Caro Domani, l’Afghanistan del lavoro è qui a casa nostra, ma il governo se ne dimentica
14-10-2010
di
Paolo De Gregorio
Anche nella morte non c’è “par condicio”. Se in Afghanistan cadessero tre soldati al giorno la cosa verrebbe considerata intollerabile. Se muoiono in Italia 1.050 lavoratori nell’ultimo anno, per condizioni di lavoro senza alcun controllo da parte dello Stato, per criminale desiderio di profitto dei datori di lavoro, tutte evitabili da una ordinaria applicazione di leggi esistenti, non c’è scandalo e la cosa viene considerata tollerabile.

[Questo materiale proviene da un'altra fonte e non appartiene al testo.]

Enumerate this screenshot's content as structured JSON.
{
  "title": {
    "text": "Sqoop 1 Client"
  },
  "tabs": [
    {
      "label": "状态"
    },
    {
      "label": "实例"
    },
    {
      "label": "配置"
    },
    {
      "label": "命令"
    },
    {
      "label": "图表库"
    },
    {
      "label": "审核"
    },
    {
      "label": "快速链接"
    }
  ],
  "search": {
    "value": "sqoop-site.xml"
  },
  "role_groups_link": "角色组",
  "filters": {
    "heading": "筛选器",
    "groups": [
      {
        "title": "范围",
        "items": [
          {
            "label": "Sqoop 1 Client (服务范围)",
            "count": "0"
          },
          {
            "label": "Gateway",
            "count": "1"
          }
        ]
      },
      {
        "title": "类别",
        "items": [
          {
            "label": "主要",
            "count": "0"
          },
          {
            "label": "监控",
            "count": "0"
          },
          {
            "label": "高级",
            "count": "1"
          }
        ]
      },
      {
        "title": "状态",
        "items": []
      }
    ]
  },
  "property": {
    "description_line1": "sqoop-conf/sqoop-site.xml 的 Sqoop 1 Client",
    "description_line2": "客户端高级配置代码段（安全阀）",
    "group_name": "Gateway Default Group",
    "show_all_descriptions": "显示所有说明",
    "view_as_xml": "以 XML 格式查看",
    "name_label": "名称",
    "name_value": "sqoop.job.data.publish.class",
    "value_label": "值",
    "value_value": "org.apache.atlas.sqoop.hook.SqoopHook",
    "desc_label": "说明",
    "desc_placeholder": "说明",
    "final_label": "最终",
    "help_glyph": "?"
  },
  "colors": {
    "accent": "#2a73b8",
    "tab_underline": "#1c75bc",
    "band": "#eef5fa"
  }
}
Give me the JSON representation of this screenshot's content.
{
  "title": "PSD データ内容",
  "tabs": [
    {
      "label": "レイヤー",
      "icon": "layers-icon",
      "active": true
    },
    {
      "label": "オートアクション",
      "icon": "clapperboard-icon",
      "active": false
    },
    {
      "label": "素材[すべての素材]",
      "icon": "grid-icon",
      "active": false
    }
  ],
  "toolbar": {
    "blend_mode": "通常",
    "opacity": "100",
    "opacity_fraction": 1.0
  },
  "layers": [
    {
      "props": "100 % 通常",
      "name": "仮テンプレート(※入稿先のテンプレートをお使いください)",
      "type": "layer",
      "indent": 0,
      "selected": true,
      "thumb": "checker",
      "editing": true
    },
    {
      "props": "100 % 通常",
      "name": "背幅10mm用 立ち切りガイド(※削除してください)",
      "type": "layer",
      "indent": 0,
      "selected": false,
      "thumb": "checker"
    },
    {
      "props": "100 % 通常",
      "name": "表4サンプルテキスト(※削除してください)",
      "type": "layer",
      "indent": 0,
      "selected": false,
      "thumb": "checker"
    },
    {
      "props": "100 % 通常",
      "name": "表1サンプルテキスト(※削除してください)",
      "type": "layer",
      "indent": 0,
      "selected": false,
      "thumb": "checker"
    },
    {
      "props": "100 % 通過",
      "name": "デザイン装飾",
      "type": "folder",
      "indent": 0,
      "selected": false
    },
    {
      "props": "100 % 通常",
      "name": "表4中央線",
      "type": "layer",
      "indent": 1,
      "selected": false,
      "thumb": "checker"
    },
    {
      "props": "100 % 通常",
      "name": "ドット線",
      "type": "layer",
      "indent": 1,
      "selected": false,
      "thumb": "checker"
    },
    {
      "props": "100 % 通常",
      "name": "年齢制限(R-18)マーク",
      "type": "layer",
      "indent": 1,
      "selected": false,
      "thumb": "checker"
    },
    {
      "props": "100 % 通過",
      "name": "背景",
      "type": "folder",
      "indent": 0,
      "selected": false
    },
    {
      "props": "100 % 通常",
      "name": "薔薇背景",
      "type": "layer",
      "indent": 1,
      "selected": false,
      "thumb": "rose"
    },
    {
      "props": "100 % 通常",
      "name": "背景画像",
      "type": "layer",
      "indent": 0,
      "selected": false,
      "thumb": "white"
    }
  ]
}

Il “governo del fare” non fa nulla per fermare questo massacro, però trova cifre colossali per mandare mercenari in Afghanistan a rimorchio degli USsa, specialisti in guerre perdute e inutili, dove i “terroristi” sono gli invasori che hanno l’impudenza di definire la loro guerra di aggressione una missione di pace e di diffusione della democrazia.
Se veramente vogliamo mettere paura ai talebani, da un nostro bombardiere sganciamo il ministro La Russa, il più potente pallone gonfiato di cui dispone il nostro arsenale, facendo in modo che arrivi vivo. Un suo discorso alla popolazione indigena su pace e democrazia, in diretta tv, sarebbe paragonabile a una arma di distruzione di massa e la resa degli afghani agli occidentali sarebbe immediata.
Paolo De Gregorio, nato a Roma, ha lasciato l'attività professionale e la grande città: oggi abita in Sardegna, dove ha realizzato un orto biologico. Partecipa alla vita politica e sociale pubblicando on line riflessioni e proposte.